The Role of Advanced Models in Performance Boosting
Published in Automated Trader Magazine Issue 08 Q1 2008
In the second part of a two-part article, David Aronson, President of Hood River Research, examines the modelling techniques used in arriving at a valuable predictor set for boosting ‘raw’ trading model performance.
The development of a boosting model is a two-stage process. The first is discovering which, if any, of the large list of candidate indicators proposed for consideration are helpful in predicting signal returns. The second is establishing the shape of the surface that best describes the relationship between the selected candidate indicators and signal returns. One widely used modelling technique is multiple linear regression, which assumes that the shape of the surface is linear (flat with no hills and valleys). Only the slope of the surface with respect to each axis (i.e. the weight of each indicator) is left open to discovery. However, modern data modelling techniques have allowed the constraining assumption of a flat surface to be eliminated. This allows the modelling procedure to discover the most appropriate shape for the model's hyper-surface1.

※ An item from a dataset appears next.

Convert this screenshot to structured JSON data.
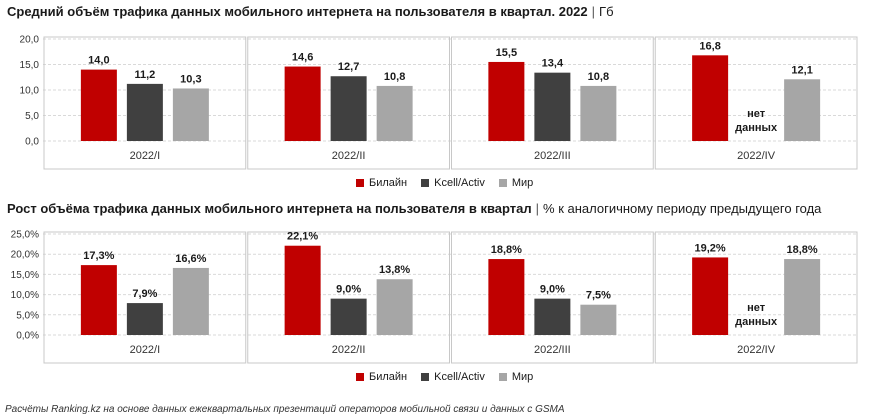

Advanced modelling vs. linear regression
As powerful as multiple linear regression is, relative to the intuitive judgment of human experts, greater predictive power can be attained with more advanced modelling methods that are not constrained by the simplifying assumption of linearity. This creates the opportunity for more accurate predictions of signal outcomes. Advanced methods such as kernel regression can detect complex non-linear relationships. Figures 1 to 5 illustrate how more sophisticated non- linear modelling differs from traditional linear regression. For simplicity, the illustrations depict a single indicator (Xi) on the horizontal axis and the return earned by the signal on the vertical axis. Figure 1 shows the true functional relationship between signal returns and Xi, which is unknown in the sense that the true shape of the function sought in any predictive modelling problem is by definition unknown and remains to be inferred from an observed sample of data. Note that the relationship is not linear.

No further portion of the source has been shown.